“En apenas unos años había desaparecido una población de más de 350.000 judíos. La mayor concentración judía del mundo —con su cultura ancestral, sus libros, sus sabios, sus eruditos, sus hijos y su futuro— había sido aniquilada.
El edificio donde vivieron mis padres había sido borrado del mapa. Los lugares por los que habían paseado unos años antes y las huellas de casi todos sus seres queridos habían desaparecido. Solo conservaban unas cuantas fotos y algunas cartas que milagrosamente sobrevivieron a la devastación de su mundo.

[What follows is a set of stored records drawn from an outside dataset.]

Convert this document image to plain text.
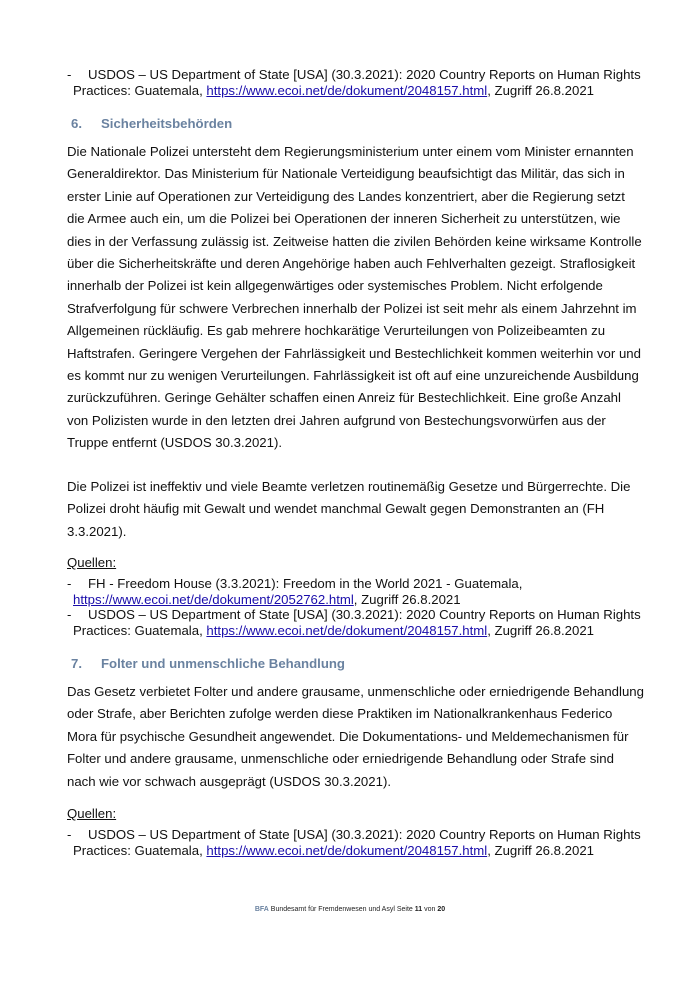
- USDOS – US Department of State [USA] (30.3.2021): 2020 Country Reports on Human Rights
Practices: Guatemala, https://www.ecoi.net/de/dokument/2048157.html, Zugriff 26.8.2021
6. Sicherheitsbehörden
Die Nationale Polizei untersteht dem Regierungsministerium unter einem vom Minister ernannten
Generaldirektor. Das Ministerium für Nationale Verteidigung beaufsichtigt das Militär, das sich in
erster Linie auf Operationen zur Verteidigung des Landes konzentriert, aber die Regierung setzt
die Armee auch ein, um die Polizei bei Operationen der inneren Sicherheit zu unterstützen, wie
dies in der Verfassung zulässig ist. Zeitweise hatten die zivilen Behörden keine wirksame Kontrolle
über die Sicherheitskräfte und deren Angehörige haben auch Fehlverhalten gezeigt. Straflosigkeit
innerhalb der Polizei ist kein allgegenwärtiges oder systemisches Problem. Nicht erfolgende
Strafverfolgung für schwere Verbrechen innerhalb der Polizei ist seit mehr als einem Jahrzehnt im
Allgemeinen rückläufig. Es gab mehrere hochkarätige Verurteilungen von Polizeibeamten zu
Haftstrafen. Geringere Vergehen der Fahrlässigkeit und Bestechlichkeit kommen weiterhin vor und
es kommt nur zu wenigen Verurteilungen. Fahrlässigkeit ist oft auf eine unzureichende Ausbildung
zurückzuführen. Geringe Gehälter schaffen einen Anreiz für Bestechlichkeit. Eine große Anzahl
von Polizisten wurde in den letzten drei Jahren aufgrund von Bestechungsvorwürfen aus der
Truppe entfernt (USDOS 30.3.2021).
Die Polizei ist ineffektiv und viele Beamte verletzen routinemäßig Gesetze und Bürgerrechte. Die
Polizei droht häufig mit Gewalt und wendet manchmal Gewalt gegen Demonstranten an (FH
3.3.2021).
Quellen:
- FH - Freedom House (3.3.2021): Freedom in the World 2021 - Guatemala,
https://www.ecoi.net/de/dokument/2052762.html, Zugriff 26.8.2021
- USDOS – US Department of State [USA] (30.3.2021): 2020 Country Reports on Human Rights
Practices: Guatemala, https://www.ecoi.net/de/dokument/2048157.html, Zugriff 26.8.2021
7. Folter und unmenschliche Behandlung
Das Gesetz verbietet Folter und andere grausame, unmenschliche oder erniedrigende Behandlung
oder Strafe, aber Berichten zufolge werden diese Praktiken im Nationalkrankenhaus Federico
Mora für psychische Gesundheit angewendet. Die Dokumentations- und Meldemechanismen für
Folter und andere grausame, unmenschliche oder erniedrigende Behandlung oder Strafe sind
nach wie vor schwach ausgeprägt (USDOS 30.3.2021).
Quellen:
- USDOS – US Department of State [USA] (30.3.2021): 2020 Country Reports on Human Rights
Practices: Guatemala, https://www.ecoi.net/de/dokument/2048157.html, Zugriff 26.8.2021
BFA Bundesamt für Fremdenwesen und Asyl Seite 11 von 20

Fue en 2002, al ver la película El pianista de Roman Polanski, cuando tomé verdadera conciencia de cómo había sido Varsovia en 1945: ruinas hasta donde alcanzaba la vista. Había existido una ciudad, una capital, y ya no quedaba nada de ella. El 85% de los edificios habían sido arrasados por los alemanes, barrio por barrio. En el centro no resistía un solo muro; los cadáveres yacían sepultados bajo los escombros que los sobrevivientes removían, buscando vestigios de su vida pasada o dedicándose al saqueo”. (1)

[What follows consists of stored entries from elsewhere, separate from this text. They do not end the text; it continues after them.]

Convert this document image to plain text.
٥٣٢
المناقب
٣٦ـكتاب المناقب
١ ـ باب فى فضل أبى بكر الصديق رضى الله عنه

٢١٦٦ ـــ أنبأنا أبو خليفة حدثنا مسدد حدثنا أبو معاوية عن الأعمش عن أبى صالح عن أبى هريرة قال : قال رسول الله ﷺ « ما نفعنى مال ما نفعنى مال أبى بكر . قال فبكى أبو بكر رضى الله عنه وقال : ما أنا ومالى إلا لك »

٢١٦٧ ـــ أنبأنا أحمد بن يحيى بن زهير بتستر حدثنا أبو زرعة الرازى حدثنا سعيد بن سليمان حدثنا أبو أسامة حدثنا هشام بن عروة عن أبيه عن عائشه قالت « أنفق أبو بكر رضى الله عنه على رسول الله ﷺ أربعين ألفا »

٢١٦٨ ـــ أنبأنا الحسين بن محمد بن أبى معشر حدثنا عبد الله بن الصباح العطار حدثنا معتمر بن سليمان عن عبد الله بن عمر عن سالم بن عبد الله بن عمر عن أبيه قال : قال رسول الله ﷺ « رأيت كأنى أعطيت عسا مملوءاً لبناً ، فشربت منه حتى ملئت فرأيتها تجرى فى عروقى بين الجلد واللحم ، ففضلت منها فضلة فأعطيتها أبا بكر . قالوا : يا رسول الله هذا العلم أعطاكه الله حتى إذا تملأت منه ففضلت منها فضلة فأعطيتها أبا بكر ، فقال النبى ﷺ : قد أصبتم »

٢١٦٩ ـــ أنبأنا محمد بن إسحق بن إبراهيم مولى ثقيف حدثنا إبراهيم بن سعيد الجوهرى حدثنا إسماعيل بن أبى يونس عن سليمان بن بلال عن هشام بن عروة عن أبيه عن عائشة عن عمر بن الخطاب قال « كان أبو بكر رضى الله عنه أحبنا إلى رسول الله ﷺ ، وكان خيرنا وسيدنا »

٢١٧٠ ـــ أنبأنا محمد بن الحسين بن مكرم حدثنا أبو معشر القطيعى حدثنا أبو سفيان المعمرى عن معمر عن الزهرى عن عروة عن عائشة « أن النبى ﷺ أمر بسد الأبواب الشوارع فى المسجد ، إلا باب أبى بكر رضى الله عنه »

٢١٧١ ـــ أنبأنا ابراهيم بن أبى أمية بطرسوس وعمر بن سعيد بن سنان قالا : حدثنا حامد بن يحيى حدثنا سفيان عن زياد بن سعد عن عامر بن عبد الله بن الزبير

Hoy, al ver Gaza convertida en campo de ruinas, el mismo estremecimiento regresa. Una ciudad entera reducida a polvo. Familias quebradas sin remedio. Niños sepultados bajo muros caídos. La memoria de un pueblo, golpeada sin piedad. Lo que sucede allí no es solo la demolición de viviendas: es la mutilación de la historia de una comunidad. Es la condena de una generación a crecer entre escombros y ausencias.
Varsovia, ayer. Gaza hoy. Dos nombres para una misma verdad: la violencia contra los pueblos deja huellas que no cicatrizan nunca. Los muertos no se sustituyen. Los vacíos permanecen. La herida se transmite a los hijos y a los nietos, que cargan con la memoria de lo perdido.
El horror no quedó encerrado en los libros de historia. Se repite. Y al repetirse, nos acusa. Nos acusa a todos: a quienes lanzan las bombas, a quienes las justifican, y también a quienes callan frente a la devastación. La indiferencia, como la violencia, también destruye. Y frente a ciudades arrasadas, frente a pueblos despojados, el silencio del mundo es otra forma de complicidad.
La memoria de los judíos asesinados en Europa nos impide ser indiferentes. Nos obliga a ser coherentes, a denunciar toda destrucción que borre pueblos enteros de la faz de la tierra. Si calláramos frente a Gaza, traicionaríamos la herencia de quienes murieron y de quienes sobrevivieron para dar testimonio.
(1) Puig, Elisabeth. Ashkénase Blues, Paris, Edition Atlande, 2023.